Toyota has put the brakes on the updated and slightly more powerful version of the HiLux ute because local dealers still have too many of the current model to clear following April’s dramatic market slowdown.
Toyota dealers have told CarAdvice they are selling down their inventories faster than expected in the past couple of weeks, as the industry shows signs of recovery as COVID-19 lockdown restrictions are eased.
However, with ample stock levels of the runout Toyota HiLux across the network, a few weeks ago dealers asked Toyota Australia to delay the introduction of the new model indefinitely because they weren’t sure how long it would take for the new-car market to recover.
At this stage, Toyota dealers estimate the updated Toyota HiLux could arrive in local showrooms in September or October, but a date has not yet been locked in.
It was previously due in local showrooms in the third week of July, Toyota dealers told CarAdvice.
The updated Toyota HiLux s due to go into production in Thailand in the coming weeks, however official images and technical details are yet to be released.
The 2021 Toyota HiLux is expected to be a facelift of the current model, with a new nose but the same overall body and shape.
The 2.8-litre turbo diesel engine is expected to get a modest power bump and the infotainment system is expected to gain Apple CarPlay and Android Auto.
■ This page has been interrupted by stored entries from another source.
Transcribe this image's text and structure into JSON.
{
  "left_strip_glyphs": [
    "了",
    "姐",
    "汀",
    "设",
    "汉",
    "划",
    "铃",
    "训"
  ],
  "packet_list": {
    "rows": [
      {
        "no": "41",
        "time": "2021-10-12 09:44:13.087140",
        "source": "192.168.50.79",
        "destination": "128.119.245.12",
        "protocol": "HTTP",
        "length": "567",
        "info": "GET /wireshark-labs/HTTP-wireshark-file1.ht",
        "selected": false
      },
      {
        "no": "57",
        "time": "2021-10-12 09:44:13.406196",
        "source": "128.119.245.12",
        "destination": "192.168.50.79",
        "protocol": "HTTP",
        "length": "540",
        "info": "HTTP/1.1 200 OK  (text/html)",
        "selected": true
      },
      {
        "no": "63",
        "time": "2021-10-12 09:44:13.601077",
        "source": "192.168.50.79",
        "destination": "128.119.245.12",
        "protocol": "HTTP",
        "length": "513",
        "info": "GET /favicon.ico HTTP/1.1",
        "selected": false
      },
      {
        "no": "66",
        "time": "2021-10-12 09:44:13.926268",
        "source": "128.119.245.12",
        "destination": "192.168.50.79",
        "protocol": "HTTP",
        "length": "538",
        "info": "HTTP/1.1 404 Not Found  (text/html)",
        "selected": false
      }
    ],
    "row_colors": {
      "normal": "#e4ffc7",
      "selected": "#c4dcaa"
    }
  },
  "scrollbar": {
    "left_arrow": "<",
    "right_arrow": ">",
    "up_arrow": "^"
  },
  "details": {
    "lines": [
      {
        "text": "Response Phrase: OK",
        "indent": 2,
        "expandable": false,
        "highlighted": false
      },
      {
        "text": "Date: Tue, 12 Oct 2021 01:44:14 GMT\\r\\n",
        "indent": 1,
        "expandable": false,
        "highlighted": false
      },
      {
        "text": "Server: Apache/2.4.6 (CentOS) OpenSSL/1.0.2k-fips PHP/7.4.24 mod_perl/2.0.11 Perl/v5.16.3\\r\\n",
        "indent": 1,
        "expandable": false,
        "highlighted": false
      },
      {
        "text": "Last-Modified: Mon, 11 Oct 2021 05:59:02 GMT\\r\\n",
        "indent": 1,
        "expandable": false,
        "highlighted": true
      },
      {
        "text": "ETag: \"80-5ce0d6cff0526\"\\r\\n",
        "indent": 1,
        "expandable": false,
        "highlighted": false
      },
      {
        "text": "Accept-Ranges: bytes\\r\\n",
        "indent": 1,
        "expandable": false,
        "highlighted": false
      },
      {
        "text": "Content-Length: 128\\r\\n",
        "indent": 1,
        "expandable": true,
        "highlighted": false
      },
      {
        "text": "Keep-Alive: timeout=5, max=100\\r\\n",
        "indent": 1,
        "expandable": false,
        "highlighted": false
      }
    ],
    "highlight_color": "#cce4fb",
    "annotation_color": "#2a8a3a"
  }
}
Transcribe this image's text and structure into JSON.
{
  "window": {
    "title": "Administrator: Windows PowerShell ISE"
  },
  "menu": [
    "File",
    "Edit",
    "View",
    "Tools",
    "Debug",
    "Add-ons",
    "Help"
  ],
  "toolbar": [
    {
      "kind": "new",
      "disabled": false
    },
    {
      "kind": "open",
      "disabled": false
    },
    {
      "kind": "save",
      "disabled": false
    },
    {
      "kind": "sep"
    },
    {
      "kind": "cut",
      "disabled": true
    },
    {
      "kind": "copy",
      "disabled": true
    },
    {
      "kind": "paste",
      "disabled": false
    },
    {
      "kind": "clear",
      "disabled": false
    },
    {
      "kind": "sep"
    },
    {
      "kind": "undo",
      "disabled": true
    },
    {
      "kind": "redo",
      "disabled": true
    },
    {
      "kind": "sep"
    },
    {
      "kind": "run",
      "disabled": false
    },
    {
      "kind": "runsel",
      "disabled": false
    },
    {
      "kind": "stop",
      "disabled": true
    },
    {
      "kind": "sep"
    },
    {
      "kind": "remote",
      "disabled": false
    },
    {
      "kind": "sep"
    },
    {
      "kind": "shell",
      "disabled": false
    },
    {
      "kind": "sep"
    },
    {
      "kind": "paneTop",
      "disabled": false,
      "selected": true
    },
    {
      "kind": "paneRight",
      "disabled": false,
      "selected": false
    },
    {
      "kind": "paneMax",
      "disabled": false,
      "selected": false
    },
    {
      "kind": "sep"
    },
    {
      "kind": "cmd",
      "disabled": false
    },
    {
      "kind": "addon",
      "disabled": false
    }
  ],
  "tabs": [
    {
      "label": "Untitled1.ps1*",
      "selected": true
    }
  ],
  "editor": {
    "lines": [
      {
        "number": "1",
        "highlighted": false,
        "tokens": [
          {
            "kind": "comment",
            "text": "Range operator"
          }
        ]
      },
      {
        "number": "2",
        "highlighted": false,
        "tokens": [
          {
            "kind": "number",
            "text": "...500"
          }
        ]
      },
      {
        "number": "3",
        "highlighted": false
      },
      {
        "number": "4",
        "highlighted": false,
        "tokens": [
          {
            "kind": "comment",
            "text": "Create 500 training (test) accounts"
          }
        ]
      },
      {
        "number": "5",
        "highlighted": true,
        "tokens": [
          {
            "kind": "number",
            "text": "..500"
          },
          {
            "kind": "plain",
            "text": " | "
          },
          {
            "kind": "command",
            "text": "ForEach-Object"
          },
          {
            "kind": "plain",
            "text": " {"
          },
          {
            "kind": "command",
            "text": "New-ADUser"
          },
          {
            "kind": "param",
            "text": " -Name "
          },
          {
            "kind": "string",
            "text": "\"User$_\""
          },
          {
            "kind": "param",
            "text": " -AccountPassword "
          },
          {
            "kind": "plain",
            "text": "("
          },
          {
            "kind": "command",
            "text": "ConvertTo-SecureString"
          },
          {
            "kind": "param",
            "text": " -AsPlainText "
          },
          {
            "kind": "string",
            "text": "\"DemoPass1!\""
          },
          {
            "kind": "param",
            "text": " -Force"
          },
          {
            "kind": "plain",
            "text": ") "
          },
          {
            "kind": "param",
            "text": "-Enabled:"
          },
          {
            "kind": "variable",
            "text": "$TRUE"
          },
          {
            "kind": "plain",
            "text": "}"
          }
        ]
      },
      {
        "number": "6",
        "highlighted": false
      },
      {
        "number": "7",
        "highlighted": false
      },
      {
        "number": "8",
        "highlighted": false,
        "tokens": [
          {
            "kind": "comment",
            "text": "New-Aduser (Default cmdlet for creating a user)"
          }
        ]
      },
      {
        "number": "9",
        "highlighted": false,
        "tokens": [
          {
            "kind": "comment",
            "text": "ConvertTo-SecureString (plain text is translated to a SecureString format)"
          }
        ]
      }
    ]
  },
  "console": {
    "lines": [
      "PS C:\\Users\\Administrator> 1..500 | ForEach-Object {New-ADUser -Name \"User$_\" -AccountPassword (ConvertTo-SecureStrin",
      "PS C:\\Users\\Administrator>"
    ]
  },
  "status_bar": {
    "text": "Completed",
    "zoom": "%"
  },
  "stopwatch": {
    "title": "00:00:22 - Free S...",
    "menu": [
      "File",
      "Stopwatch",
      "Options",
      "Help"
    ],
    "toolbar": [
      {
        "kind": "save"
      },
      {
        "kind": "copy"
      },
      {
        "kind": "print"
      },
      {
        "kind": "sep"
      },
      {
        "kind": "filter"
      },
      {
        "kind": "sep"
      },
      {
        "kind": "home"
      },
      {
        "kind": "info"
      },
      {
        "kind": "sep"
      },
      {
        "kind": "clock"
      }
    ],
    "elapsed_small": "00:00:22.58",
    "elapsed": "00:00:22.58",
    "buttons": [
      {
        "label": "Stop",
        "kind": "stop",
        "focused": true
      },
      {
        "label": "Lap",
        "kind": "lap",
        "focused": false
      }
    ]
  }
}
It is unclear if the instrument cluster will finally gain a digital speed display, as per most rivals.
Last month, leaked images appeared to show what the updated Toyota HiLux could look like, however it is still unclear if they were computer generated illustrations or the real deal.
Toyota is notoriously secretive about its new model plans, with images and details rarely revealed until just prior to launch.
Because Toyota produces so many vehicles globally, unveiling a new model too soon could slow down sales of the runout vehicle.